ボルソナロのキューバの政治体制と医師派遣制度を痛烈に批判した姿勢を前に、キューバ政府は自国のプライドを傷つけられたと感じて、即刻ブラジルから医師団の撤退を決定。ボルソナロが大統領に就任する今年1月1日までにブラジルで医療活動をしている全ての医師に対しキューバに引き揚げることを指示。その為にキューバ政府は帰国させる為の飛行機も手配した。
キューバ人医師の間では、ボルソナロが公約していた報酬の全額を稼ぐことが出来るということと、更に自由のないキューバに戻るよりもブラジルに残った方が生活の向上も図ることができると考えて、ブラジルに在住していた8332人のキューバ人医師の内の凡そ2500人がキューバ政府の指示を無視してブラジルに留まることを決定したのである。その一部の医師は家族も呼び寄せた。(参照:efe.com)
ところが、3か月が経過した現在、ボルソナロが公約したことは全く守られておらず、残留したキューバ人医師の大半が職場を失い収入がなく生活に困っているという状態に陥っているのである。(参照:elnuevoherald.com)
キューバ人医師が抜けたこともあって、ブラジル政府は新たに8517人の医師を募った。

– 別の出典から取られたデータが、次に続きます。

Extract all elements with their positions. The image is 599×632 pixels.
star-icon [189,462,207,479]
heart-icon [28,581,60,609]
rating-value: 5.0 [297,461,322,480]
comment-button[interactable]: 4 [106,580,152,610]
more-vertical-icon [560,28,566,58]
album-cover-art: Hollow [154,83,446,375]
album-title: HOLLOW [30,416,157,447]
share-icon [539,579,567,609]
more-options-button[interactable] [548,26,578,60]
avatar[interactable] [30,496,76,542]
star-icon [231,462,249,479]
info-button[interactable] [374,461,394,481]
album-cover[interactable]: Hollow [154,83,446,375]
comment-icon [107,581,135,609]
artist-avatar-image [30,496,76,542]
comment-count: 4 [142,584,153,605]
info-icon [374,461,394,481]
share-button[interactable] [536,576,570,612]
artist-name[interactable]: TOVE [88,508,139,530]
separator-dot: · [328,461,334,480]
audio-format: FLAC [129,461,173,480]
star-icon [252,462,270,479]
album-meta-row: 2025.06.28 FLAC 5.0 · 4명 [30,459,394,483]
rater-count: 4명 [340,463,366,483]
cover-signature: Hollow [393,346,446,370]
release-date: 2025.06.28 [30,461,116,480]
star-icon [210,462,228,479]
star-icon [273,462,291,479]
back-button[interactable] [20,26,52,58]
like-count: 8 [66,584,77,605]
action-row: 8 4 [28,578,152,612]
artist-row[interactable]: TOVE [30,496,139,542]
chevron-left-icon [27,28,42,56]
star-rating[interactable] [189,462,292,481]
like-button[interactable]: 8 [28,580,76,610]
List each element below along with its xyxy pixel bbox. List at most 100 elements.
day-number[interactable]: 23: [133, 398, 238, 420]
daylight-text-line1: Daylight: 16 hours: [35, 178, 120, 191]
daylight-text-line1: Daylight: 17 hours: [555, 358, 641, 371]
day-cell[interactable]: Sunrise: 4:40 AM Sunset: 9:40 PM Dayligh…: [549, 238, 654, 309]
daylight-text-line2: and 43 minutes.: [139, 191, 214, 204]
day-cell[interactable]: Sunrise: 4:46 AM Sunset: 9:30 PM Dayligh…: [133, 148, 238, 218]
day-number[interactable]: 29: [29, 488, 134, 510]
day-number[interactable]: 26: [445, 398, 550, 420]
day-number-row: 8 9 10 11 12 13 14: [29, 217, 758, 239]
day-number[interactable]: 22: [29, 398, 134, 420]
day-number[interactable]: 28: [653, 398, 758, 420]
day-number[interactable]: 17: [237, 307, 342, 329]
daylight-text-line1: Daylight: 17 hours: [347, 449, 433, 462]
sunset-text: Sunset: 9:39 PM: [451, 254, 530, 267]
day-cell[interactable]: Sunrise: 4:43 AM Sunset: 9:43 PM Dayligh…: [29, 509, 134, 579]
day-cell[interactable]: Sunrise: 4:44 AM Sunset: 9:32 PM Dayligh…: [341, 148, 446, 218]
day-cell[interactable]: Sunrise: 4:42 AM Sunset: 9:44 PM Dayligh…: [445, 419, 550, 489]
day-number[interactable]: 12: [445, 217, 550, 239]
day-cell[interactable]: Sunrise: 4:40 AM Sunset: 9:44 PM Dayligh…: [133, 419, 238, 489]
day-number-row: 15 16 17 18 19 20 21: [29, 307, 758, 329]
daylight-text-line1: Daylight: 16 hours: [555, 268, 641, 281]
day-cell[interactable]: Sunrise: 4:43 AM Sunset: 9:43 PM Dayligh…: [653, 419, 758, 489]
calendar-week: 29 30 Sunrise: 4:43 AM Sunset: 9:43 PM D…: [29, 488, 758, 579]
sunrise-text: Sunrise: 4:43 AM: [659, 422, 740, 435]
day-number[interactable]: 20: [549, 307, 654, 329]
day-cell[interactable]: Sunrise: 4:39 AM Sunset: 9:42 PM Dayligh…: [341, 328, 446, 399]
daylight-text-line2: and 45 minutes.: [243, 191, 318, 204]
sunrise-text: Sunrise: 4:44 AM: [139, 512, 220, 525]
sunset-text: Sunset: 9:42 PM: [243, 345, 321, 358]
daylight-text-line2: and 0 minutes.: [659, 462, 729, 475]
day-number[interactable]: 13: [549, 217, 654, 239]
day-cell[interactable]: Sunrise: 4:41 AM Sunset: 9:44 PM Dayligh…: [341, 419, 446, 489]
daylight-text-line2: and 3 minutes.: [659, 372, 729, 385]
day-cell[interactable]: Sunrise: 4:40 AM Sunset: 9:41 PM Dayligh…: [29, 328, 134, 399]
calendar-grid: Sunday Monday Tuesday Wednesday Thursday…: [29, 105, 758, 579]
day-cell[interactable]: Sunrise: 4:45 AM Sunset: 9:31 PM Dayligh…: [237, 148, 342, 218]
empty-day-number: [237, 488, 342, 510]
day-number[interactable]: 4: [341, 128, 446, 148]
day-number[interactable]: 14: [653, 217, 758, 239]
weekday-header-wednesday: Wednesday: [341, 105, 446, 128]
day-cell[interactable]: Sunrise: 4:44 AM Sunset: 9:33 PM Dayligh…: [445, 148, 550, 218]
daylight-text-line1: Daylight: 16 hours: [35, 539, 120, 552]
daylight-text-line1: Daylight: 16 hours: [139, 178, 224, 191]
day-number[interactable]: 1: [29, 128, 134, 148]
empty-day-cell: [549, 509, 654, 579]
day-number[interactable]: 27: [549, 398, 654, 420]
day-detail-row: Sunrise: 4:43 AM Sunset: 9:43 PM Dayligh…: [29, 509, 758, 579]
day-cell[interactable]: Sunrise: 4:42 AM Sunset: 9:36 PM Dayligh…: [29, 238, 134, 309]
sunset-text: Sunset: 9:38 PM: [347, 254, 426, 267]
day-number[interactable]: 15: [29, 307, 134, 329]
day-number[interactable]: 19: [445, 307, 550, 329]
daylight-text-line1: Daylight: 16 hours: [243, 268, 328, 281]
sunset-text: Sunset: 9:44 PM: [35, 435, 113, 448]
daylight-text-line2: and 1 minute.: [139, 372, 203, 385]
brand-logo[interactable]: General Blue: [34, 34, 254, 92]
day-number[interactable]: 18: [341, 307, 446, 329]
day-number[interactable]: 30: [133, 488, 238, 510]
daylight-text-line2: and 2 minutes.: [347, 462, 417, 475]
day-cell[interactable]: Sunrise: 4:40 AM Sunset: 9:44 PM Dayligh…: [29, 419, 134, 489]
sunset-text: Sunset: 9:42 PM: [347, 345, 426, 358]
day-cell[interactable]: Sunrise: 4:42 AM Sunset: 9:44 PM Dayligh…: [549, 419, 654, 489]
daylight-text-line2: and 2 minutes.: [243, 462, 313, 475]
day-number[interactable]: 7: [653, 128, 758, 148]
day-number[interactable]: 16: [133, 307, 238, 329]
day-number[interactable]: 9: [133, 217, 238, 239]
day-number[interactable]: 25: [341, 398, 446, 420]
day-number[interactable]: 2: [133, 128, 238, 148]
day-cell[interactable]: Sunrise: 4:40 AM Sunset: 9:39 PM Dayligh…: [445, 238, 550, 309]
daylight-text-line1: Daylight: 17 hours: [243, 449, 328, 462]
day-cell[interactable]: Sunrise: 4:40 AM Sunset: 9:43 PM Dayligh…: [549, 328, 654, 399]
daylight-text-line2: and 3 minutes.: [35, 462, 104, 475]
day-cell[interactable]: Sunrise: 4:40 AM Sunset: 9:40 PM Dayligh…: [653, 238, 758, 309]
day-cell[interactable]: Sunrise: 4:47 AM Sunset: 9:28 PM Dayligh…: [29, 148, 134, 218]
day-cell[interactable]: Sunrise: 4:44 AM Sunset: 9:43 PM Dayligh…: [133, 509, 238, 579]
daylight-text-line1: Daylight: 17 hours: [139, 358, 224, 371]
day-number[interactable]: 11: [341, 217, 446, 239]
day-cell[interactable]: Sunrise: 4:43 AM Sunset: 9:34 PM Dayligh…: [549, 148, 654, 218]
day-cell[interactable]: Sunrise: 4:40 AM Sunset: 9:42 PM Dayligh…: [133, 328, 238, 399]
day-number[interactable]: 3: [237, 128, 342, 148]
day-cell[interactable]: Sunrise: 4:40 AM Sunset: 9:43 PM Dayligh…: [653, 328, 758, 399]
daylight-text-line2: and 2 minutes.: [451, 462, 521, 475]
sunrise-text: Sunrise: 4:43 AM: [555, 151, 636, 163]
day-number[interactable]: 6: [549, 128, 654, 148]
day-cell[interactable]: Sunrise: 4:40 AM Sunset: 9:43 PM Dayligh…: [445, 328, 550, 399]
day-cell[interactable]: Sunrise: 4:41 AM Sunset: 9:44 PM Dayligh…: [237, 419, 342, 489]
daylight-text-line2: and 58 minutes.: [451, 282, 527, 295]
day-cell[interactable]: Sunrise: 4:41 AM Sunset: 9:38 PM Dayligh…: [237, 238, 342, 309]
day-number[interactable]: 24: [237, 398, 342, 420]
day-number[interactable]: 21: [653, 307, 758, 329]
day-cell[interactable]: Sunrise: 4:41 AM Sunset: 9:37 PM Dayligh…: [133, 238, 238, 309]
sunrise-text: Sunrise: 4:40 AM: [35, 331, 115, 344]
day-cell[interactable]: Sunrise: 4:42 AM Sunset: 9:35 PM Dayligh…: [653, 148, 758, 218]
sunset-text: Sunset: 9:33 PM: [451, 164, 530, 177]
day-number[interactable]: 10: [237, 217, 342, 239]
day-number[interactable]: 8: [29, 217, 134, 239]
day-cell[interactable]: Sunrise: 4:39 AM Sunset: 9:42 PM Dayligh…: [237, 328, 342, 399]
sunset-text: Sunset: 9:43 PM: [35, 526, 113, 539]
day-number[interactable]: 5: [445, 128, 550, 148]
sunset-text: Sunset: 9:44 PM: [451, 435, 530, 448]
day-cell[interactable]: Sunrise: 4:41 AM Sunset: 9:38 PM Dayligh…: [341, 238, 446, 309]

ところが、採用されたのはブラジル人医師だけであったという。まだ、過疎地の800のポストが埋まっていないが、キューバ人医師がそれに応募しようとしても、医者の資格などを証明する書類をキューバから取り寄せねばならないことになっている。キューバを脱出した彼らがそれをキューバの関係当局に申請してもそれを手に入れることは困難である。

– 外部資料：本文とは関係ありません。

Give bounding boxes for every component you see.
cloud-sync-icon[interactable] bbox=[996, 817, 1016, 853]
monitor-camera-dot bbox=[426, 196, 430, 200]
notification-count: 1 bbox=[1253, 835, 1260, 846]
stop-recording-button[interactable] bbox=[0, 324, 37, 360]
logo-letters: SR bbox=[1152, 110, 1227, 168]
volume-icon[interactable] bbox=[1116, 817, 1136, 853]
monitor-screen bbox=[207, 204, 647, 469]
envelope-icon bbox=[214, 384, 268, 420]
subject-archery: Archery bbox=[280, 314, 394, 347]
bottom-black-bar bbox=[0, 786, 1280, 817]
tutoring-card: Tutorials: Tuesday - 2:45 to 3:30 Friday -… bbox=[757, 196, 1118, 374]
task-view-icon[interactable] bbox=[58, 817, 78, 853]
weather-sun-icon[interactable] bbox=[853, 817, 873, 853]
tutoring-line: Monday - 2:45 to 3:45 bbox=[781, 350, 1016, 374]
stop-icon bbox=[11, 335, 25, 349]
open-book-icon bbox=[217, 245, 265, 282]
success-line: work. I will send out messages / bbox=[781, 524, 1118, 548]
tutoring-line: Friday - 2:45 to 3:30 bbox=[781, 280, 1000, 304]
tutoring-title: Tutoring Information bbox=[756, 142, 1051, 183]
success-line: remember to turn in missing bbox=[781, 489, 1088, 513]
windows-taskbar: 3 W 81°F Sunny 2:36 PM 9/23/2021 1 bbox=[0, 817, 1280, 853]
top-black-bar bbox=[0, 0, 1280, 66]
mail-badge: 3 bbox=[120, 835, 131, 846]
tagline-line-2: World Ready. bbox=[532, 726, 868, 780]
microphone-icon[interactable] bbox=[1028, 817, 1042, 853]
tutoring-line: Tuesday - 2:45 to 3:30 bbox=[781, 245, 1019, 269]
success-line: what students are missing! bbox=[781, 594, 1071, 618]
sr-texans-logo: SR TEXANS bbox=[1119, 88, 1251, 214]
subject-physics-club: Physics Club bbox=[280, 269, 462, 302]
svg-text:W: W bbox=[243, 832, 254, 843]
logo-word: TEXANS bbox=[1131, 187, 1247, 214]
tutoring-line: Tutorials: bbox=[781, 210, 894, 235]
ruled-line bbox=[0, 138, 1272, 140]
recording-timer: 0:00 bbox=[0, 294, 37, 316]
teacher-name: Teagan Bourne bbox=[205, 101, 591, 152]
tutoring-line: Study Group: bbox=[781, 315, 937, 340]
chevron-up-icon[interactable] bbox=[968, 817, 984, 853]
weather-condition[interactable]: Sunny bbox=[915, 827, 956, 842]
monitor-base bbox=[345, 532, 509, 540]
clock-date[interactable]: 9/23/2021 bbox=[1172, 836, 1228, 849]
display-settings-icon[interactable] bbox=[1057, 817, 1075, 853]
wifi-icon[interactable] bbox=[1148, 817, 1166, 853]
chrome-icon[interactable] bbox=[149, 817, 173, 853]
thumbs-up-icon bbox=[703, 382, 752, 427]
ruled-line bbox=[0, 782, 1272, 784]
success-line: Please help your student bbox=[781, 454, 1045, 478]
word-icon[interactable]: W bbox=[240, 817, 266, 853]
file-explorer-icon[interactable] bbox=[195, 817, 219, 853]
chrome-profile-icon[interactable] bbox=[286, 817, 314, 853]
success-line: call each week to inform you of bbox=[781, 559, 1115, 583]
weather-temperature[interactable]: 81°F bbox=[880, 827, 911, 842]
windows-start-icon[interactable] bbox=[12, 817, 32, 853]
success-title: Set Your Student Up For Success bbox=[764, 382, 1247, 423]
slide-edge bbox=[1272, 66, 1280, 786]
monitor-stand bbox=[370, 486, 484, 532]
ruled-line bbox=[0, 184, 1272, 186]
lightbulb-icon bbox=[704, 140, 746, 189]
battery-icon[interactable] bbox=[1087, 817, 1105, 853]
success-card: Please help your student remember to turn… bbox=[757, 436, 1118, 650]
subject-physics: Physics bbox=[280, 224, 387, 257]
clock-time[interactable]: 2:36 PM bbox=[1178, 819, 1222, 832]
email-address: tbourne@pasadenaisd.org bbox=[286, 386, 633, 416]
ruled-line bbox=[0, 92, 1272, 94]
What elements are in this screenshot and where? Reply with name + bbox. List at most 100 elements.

当初、ボルソナロはブラジルの医師の試験をパスするだけで医療活動をすることが出来ると言っていたのだ。キューバから医師の資格証明書などを取り寄せる必要性などには全く触れなかった。
しかも、2017年8月からブラジルで医師として活動していたスリサダイ・フェルナンデス(31)の説明によると、今では医師の募集に応募できる権利もなくなってしまい、避難民として連邦警察に申請することを求められるまでになっているというのである。そこで労働許可書を発行してもらうわけである。(参照:bbc.com)
しかし、労働許可書をもらっても役に立たないと彼女は指摘している。彼女らがキューバから派遣された医師でドクターであると分かった時点で下賤な労働に就いてもらいたくないとして彼女らに仕事を提供することを避けるのだという。ブラジルでキューバ人医師はドクターとして社会の中で高く評価されていたのである。ドクターというタイトルが逆に仇となって医療以外の職場が閉ざされてしまったというわけである。
キューバ政府の機関紙『Granma』は2月9日付けで、
「ブラジルで医療活動をしていた8332人の医師の大半が帰国した。(ボルソナロに侮辱されたキューバ医師派遣制度を守り帰国した)キューバ人医師の品格ある振る舞いは世界の賞賛を集め、キューバ革命の国際性が現在も有効であることにあらためて衆目を集めた」
「しかし、ブラジルに残留したキューバ人医師の運命はどうなった?」
と問いかけて、スペインEFE通信からの記事を引き合いに出して、彼らが医療活動が出来なくなったことを伝えた。そして、
「一部は在留できる為と労働許可を得る為に避難民となっている」
とも報じた。(出典:granma.cu)
現在、仕事の見つからないキューバ人医師の多くが目標としているのは米国に移民することであるという。米国では2006年からキューバ人の医師を受け入れる制度があった。CMPPという制度である。キューバ以外の外国で医療活動をしているキューバ人医師を受けいれていた。ところが、オバマ前大統領がキューバと国交正常化を達成したことによってこの制度は2017年1月に廃止された。
しかし、現在ブラジルで2500人以上のキューバ人医師が医療活動が出来ない状態になっていることを彼らが米国の共和党マルコ・ルビオと民主党ボブ・メネンデスの二人の上院議員に請願書を送り、CMPP制度の再開を要求している。
しかも、彼らはキューバから脱出したということで8年間はキューバに帰国できないことになっている。それまで生活手段を見つけねばならないのである。